Structural variant caller
MIT License
53 stars 6 forks source link

Smrtsv failed on polishing Pacbio CCS data in the assemble stage #57

Closed LYC-vio closed 2 years ago

LYC-vio commented 2 years ago

Hi,

Accroding to the error message from smrtsv2, Arrow algorithm only works on polishing non-CCS data (this is also mentioned here). Would you please give some suggestions on using smrtsv2 on CCS datasets?

Best regards

wharvey31 commented 2 years ago

Hello,

SMRT-SV was designed specifically with CLR reads in mind. As such, tuning and parameterization might yield incorrect results even if you were to replace the assembly and polishing steps with something like hifiasm and racon, respectively.

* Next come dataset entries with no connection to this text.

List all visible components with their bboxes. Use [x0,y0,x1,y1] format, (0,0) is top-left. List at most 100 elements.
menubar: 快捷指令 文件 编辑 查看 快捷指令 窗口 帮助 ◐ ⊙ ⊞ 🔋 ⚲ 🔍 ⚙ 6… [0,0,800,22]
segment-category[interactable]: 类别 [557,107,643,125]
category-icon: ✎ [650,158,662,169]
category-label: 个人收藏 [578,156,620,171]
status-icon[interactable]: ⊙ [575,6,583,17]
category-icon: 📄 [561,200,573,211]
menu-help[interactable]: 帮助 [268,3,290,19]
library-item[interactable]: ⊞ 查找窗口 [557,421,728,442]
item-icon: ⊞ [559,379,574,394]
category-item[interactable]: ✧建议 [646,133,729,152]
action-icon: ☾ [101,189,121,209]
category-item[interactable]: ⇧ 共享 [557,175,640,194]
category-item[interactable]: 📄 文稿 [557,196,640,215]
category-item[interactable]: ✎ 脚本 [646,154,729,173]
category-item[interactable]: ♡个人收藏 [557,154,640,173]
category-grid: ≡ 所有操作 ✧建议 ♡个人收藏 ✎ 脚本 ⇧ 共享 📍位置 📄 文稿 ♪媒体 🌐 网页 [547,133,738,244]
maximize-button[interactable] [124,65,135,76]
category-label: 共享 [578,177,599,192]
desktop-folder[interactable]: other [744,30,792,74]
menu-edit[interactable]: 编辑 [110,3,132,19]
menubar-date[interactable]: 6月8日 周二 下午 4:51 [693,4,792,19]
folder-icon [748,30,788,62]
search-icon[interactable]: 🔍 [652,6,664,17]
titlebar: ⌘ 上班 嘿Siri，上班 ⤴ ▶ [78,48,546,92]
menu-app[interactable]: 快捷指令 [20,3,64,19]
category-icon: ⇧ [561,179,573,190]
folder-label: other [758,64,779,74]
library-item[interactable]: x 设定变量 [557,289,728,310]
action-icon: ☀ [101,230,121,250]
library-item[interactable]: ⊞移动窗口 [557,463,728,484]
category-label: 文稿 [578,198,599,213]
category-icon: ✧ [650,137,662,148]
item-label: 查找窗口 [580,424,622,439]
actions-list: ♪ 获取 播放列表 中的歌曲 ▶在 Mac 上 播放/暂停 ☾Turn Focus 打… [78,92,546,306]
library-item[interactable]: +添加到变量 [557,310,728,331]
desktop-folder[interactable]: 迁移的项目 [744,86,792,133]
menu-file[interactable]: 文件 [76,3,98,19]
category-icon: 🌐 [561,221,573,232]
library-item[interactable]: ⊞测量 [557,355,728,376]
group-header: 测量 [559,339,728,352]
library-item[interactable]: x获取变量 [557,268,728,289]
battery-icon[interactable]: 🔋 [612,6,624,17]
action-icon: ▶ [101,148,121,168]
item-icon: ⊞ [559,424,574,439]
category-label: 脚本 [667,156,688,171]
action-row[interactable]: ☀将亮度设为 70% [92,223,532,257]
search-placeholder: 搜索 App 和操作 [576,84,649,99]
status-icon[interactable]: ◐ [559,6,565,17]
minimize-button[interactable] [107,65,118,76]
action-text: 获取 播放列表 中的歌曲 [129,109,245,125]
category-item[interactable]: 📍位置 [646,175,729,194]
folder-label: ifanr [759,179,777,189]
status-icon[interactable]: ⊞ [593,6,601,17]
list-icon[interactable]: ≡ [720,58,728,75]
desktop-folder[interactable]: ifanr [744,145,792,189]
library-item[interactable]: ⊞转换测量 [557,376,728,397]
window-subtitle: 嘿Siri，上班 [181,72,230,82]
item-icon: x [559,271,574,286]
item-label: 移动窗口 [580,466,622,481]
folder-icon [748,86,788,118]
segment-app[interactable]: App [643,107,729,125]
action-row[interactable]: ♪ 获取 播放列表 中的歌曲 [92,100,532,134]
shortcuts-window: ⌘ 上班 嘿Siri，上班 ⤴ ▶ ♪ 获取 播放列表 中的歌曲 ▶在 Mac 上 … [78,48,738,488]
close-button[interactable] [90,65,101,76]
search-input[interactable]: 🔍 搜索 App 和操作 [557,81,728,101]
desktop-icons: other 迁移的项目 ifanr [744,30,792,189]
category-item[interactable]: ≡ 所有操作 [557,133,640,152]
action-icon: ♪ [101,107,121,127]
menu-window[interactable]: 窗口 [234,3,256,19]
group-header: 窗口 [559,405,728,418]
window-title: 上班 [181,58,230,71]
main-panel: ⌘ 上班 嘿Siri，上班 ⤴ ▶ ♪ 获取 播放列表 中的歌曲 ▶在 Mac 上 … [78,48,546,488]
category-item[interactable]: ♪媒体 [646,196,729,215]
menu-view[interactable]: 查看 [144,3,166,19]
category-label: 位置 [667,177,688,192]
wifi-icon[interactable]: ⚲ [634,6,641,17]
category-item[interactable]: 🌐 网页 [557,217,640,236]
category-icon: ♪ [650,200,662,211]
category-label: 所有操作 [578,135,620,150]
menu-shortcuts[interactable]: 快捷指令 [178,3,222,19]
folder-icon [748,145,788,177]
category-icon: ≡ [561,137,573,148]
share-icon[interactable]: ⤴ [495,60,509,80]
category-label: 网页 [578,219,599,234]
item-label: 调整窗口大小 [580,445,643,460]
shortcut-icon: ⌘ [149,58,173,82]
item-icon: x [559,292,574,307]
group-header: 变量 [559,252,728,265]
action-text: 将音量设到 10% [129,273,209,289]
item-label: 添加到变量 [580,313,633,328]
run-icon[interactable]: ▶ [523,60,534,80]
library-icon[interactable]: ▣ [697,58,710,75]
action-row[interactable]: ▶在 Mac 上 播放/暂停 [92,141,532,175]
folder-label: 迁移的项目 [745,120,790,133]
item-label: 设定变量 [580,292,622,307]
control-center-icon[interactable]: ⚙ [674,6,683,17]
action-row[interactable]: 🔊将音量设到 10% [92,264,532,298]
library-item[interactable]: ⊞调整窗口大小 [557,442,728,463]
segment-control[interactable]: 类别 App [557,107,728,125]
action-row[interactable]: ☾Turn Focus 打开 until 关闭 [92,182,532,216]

If you have CCS data and want to call structural variation using assembly sequence, I would recommend first assembling with hifiasm (https://github.com/chhylp123/hifiasm) and then using PAV (https://github.com/EichlerLab/pav).

Good luck!

paudano commented 2 years ago

Yes, SMRT-SV is essentially end-of-life. The SMRT-SV local assembly method was very helpful at the time, but as William was saying, we have better ways using whole genome assemblies (phased or unphased). If I did take the time to update it for HiFi, I still don't think it would be a useful validation-only callset (I would use other modern variant discovery tools for that).

We most often use:

The latest version of hifiasm has a mode to generate phased assemblies using only HiFi reads. It generates two GFA files, which you can turn into FASTA files and pipe directly into PAV or SVIM. pbsv, Sniffles, and DeepVariant are based on read alignments to the reference (no assembly step).